# EE 508 HW 1 Part 2: Classification

Your task in this Colab notebook is to fill out the sections that are specified by **TODO** (please search the keyword `TODO` to make sure you do not miss any). 

## Cross Validation, Bias-Variance trade-off, Overfitting

In this section, we will demonstrate data splitting and the validation process in machine learning paradigms. We will use the Iris dataset from the `sklearn` library.

Objective:
- Train a Fully-Connected Network (FCN) for classification.  
- Partition the data using three-fold cross-validation and report the training, validation, and testing accuracy.  
- Train the model using cross-entropy loss and evaluate it with 0/1 loss.  

In [1]:
# import required libraries and dataset
import numpy as np
# load sklearn for ML functions
from sklearn.datasets import load_iris
# load torch dataaset for training NNs
import torch
import torch.nn as nn
import torch.optim as optim
# plotting library
import matplotlib.pyplot as plt
import torch.nn.functional as F

%matplotlib inline
plt.style.use(['ggplot'])

### **TODO 1**: Implement the cross validation function

In this function:
1.  Shuffle the dataset using `np.random.shuffle`.
2.  Create partition indices using `np.linspace`.
3.  Loop through `n_folds`:
    *   Determine indices for `valid` set (from `partitions[i]` to `partitions[i+1]`).
    *   Determine indices for `train` set (the rest).
    *   Store the partitioned arrays `(x_train, y_train, x_valid, y_valid)` in `folds` list.
4.  Return `folds`.

In [2]:
# Skeleton for TODO 1
def cross_validation(x: np.array, y: np.array, n_folds: int=3):
    """
    Splitting the dataset to the given fold
    Parameters:
    - x: Feaures of the dataset, with shape (n_samples, n_features)
    - y: Class label of the dataset, with shape (n_samples,)
    - n_folds: the given number of partitions
    
    Returns:
    - folds (list): List of tuples (x_train, y_train, x_valid, y_valid)
    """
    folds = []
    n = x.shape[0]
    num = np.arange(0, n)
    np.random.shuffle(num)
    # 1. Shuffle indices
    # ... your code here ...
    cut = n // n_folds
    for i in range(n_folds):
        start = i * cut
        end = (i + 1) * cut

        idv = num[start:end]                  
        idt = np.concatenate([num[:start],    
                               num[end:]])

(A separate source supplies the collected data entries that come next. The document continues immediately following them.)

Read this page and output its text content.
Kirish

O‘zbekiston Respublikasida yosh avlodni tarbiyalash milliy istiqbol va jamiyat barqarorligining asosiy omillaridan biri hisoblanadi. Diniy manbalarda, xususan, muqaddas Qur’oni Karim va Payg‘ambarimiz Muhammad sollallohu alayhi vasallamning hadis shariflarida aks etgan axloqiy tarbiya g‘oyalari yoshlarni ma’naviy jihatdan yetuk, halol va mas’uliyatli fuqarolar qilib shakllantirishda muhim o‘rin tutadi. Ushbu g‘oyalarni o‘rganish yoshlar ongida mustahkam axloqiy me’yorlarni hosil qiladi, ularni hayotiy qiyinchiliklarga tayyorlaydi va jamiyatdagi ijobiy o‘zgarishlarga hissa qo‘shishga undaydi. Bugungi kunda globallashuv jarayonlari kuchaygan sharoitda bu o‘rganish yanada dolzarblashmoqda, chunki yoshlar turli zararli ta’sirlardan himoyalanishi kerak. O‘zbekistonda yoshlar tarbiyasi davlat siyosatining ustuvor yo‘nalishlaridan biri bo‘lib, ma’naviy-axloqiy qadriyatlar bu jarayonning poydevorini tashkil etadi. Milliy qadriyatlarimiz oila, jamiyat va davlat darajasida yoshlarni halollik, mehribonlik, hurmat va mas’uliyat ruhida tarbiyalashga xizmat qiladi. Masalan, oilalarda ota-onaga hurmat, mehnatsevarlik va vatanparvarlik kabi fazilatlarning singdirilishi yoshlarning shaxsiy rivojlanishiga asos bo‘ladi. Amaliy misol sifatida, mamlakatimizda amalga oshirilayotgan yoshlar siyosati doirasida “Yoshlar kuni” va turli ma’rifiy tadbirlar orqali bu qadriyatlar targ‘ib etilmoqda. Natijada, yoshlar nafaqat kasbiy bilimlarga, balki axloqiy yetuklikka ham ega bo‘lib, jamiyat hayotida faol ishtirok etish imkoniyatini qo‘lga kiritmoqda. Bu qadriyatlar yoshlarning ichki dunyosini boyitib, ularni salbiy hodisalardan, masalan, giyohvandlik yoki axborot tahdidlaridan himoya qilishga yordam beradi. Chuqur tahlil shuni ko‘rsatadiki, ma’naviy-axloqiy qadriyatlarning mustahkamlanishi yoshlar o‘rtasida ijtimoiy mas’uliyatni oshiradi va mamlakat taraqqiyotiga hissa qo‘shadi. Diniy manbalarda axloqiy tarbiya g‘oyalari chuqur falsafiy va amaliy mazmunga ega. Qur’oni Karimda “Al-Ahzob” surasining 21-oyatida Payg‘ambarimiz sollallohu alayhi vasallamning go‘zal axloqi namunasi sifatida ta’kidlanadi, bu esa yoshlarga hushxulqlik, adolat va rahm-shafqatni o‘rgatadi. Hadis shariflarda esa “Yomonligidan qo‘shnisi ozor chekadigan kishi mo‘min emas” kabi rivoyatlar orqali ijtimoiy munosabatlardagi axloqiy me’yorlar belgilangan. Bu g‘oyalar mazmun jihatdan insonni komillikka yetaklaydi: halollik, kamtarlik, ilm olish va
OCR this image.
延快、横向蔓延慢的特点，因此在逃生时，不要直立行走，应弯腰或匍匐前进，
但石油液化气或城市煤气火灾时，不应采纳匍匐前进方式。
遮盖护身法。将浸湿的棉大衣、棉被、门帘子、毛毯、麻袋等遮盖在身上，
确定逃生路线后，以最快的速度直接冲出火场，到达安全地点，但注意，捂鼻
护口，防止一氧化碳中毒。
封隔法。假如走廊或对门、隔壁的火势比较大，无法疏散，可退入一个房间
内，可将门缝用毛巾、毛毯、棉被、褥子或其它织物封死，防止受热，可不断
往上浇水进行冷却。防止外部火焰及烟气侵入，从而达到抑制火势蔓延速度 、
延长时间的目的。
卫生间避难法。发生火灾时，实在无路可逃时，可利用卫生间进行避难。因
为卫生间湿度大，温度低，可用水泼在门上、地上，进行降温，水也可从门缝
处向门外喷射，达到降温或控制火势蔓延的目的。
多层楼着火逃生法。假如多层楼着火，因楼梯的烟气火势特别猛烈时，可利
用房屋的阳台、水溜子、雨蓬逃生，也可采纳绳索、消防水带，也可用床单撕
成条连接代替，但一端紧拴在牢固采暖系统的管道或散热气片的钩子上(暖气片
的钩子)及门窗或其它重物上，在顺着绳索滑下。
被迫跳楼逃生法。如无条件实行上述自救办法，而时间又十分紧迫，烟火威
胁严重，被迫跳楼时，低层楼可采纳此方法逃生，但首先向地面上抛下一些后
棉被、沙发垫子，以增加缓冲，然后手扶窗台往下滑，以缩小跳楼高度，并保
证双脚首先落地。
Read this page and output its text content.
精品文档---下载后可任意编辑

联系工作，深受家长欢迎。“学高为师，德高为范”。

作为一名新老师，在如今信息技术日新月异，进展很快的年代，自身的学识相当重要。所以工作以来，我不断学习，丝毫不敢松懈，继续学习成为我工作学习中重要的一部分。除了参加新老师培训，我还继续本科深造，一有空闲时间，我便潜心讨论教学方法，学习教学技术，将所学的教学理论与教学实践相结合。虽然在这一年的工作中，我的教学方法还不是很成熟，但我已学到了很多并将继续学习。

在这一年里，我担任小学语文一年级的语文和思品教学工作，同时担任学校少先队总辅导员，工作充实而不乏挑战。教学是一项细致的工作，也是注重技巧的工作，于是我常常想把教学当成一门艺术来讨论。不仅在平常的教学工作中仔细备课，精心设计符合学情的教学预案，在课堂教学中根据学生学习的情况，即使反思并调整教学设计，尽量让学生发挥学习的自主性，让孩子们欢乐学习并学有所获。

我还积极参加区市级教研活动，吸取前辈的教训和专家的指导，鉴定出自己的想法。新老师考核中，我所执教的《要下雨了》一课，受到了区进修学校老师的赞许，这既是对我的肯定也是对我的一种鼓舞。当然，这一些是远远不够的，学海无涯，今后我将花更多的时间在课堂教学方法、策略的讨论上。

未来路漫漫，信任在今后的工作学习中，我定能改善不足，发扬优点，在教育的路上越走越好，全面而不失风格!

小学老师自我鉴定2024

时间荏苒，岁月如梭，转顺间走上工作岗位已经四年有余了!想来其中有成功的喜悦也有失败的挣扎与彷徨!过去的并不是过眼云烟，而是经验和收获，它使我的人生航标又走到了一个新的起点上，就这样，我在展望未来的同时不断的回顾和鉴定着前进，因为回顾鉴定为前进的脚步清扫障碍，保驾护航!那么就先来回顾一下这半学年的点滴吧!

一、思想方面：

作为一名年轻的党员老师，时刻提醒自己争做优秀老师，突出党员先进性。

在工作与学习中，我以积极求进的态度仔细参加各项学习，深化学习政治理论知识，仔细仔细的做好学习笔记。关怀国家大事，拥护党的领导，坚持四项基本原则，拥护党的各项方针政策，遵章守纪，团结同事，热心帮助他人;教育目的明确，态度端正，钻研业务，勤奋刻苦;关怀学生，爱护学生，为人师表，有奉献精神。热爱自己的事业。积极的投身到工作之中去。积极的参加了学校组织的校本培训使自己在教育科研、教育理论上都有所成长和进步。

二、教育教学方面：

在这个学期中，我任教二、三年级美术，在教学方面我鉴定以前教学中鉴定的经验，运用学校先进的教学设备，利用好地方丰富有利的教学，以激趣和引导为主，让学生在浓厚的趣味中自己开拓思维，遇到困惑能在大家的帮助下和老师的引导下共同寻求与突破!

        folds.append((x[idt], y[idt], x[idv], y[idv]))
    

    # 2. Divide indices into n_folds+1 partitions
    # ... your code here ...
    
    # 3. Loop through folds
    # ... your code here ...
    
    return folds

In [3]:
# Skeleton for TODO 1 (continued)
# fixed the random seed
from typing import Any


np.random.seed(42)

# 1. Load Iris dataset
iris = load_iris()
x, y = iris.data, iris.target


# 2. Split into training and validation sets using cross_validation
# three_folds = ...
three_folds = cross_validation(x, y, n_folds= 3)


### **TODO 2**: Build a Fully-Connect Networks with PyTorch

Define a PyTorch model `FCN_model`:
1.  In `__init__`, define 3 fully connected layers (`nn.Linear`):
    *   Layer 1: Input size 4 -> `n_hidden` units.
    *   Layer 2: `n_hidden` -> `n_hidden`.
    *   Layer 3: `n_hidden` -> 3 (output classes).
2.  In `forward`:
    *   Pass input through Layer 1, apply ReLU.
    *   Pass through Layer 2, apply ReLU.
    *   Pass through Layer 3 (return logits, no activation).

In [4]:
# Skeleton for TODO 2
class FCN_model(nn.Module):
    # take the argument for the number of hidden units
    def __init__(self, n_hidden=32):
        super(FCN_model, self).__init__()
        # 1. Define Layer 1: Linear(4, n_hidden)
        # ... your code here ...
        self.fc1 = nn.Linear(4, n_hidden)
        self.fc2 = nn.Linear(n_hidden, n_hidden)
        self.fc3 = nn.Linear(n_hidden, 3)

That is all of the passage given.